Effusion will be published twice a semester, beginning next fall, due in part to the College Council of Liberal Arts, the governing body of liberal arts major associations, which funds major association events and projects.
“Effusion is the greatest idea so far,” said Council president Scott Tricarico. “Everybody from the Dean’s office to the students has been involved with this and it’s been an incredible thing to be a part of it.”
Tricarico, an Economics major, said Effusion gives students the power to create what they want and an opportunity to learn from each other.
Knaub shares his sentiment.
“I think it’s a really good outlet for students,” Knaub said. “We need these types of outlets just to be heard.”
One way Temple student Paul Jasper gets heard is through Japanese animation.
“I used to watch a lot of cartoons; I still do,” said Jasper, an International Business and Marketing major. “I realized that a lot of the shows I actually liked were Japanese in origin and that made me curious to see what other Japanese cartoons were out there.”

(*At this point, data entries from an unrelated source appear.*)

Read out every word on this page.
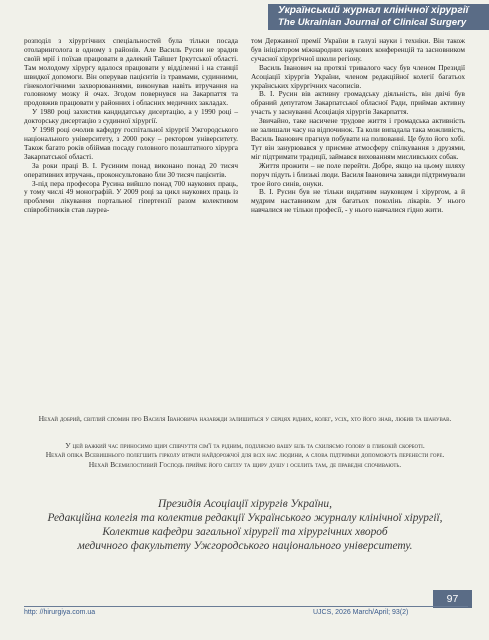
Український журнал клінічної хірургії
The Ukrainian Journal of Clinical Surgery

розподіл з хірургічних спеціальностей була тільки посада отоларинголога в одному з районів. Але Василь Русин не зрадив своїй мрії і поїхав працювати в далекий Тайшет Іркутської області. Там молодому хірургу вдалося працювати у відділенні і на станції швидкої допомоги. Він оперував пацієнтів із травмами, судинними, гінекологічними захворюваннями, виконував навіть втручання на головному мозку й очах. Згодом повернувся на Закарпаття та продовжив працювати у районних і обласних медичних закладах.

У 1980 році захистив кандидатську дисертацію, а у 1990 році – докторську дисертацію з судинної хірургії.

У 1998 році очолив кафедру госпітальної хірургії Ужгородського національного університету, з 2000 року – ректором університету. Також багато років обіймав посаду головного позаштатного хірурга Закарпатської області.

За роки праці В. І. Русиним понад виконано понад 20 тисяч оперативних втручань, проконсультовано бли 30 тисяч пацієнтів.

З-під пера професора Русина вийшло понад 700 наукових праць, у тому числі 49 монографій. У 2009 році за цикл наукових праць із проблеми лікування портальної гіпертензії разом колективом співробітників став лауреа-

том Державної премії України в галузі науки і техніки. Він також був ініціатором міжнародних наукових конференцій та засновником сучасної хірургічної школи регіону.

Василь Іванович на протязі тривалого часу був членом Президії Асоціації хірургів України, членом редакційної колегії багатьох українських хірургічних часописів.

В. І. Русин вів активну громадську діяльність, він двічі був обраний депутатом Закарпатської обласної Ради, приймав активну участь у заснуванні Асоціація хірургів Закарпаття.

Звичайно, таке насичене трудове життя і громадська активність не залишали часу на відпочинок. Та коли випадала така можливість, Василь Іванович прагнув побувати на полюванні. Це було його хобі. Тут він занурювався у приємне атмосферу спілкування з друзями, міг підтримати традиції, займався вихованням мисливських собак.

Життя прожити – не поле перейти. Добре, якщо на цьому шляху поруч підуть і близькі люди. Василя Івановича завжди підтримували трое його синів, онуки.

В. І. Русин був не тільки видатним науковцем і хірургом, а й мудрим наставником для багатьох поколінь лікарів. У нього навчалися не тільки професії, - у нього навчалися гідно жити.

Нехай добрий, світлий спомин про Василя Івановича назавжди залишиться у серцях рідних, колег, усіх, хто його знав, любив та шанував.

У цей важкий час приносимо щирі співчуття сім'ї та рідним, поділяємо вашу біль та схиляємо голову в глибокій скорботі.

Нехай опіка Всевишнього полегшить гірколу втрати найдорожчої для всіх нас людини, а слова підтримки допоможуть перенести горе.

Нехай Всемилостивий Господь прийме його світлу та щиру душу і оселить там, де праведні спочивають.

Президія Асоціації хірургів України,

Редакційна колегія та колектив редакції Українського журналу клінічної хірургії,

Колектив кафедри загальної хірургії та хірургічних хвороб

медичного факультету Ужгородського національного університету.

97
http: //hirurgiya.com.ua	UJCS, 2026 March/April; 93(2)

Jasper is now President of the Anime Club, which has contributed original artwork to Effusion’s premiere issue. The Anime Club also contributed fan art, which features the artist’s favorite movie, television or video game character.

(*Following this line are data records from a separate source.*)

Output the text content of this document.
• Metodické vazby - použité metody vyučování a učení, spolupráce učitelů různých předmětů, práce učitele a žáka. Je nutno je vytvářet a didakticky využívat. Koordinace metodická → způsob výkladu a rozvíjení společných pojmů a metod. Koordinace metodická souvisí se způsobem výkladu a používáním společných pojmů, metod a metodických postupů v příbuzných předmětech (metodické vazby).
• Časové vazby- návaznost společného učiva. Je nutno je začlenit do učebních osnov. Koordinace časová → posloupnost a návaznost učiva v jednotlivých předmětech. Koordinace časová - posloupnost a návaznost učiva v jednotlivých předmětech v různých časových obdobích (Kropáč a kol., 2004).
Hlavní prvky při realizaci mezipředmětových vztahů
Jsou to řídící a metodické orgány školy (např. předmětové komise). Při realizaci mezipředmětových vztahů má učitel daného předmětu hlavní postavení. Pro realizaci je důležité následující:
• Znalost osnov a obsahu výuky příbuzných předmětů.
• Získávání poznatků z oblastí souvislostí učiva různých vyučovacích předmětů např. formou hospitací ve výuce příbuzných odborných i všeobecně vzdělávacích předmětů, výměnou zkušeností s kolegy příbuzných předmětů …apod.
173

“We want to convey that there are many definitions in terms of art and there are many different ways to interpret art,” Jasper said. “There are many different people in the world and everyone has a different way of expressing themselves. This is our art and this is how we express ourselves.”
Maya Angelou once said that we must infuse our lives with art to oppose the differences that keep us apart. The concept of Effusion is to give students an opportunity to do just that.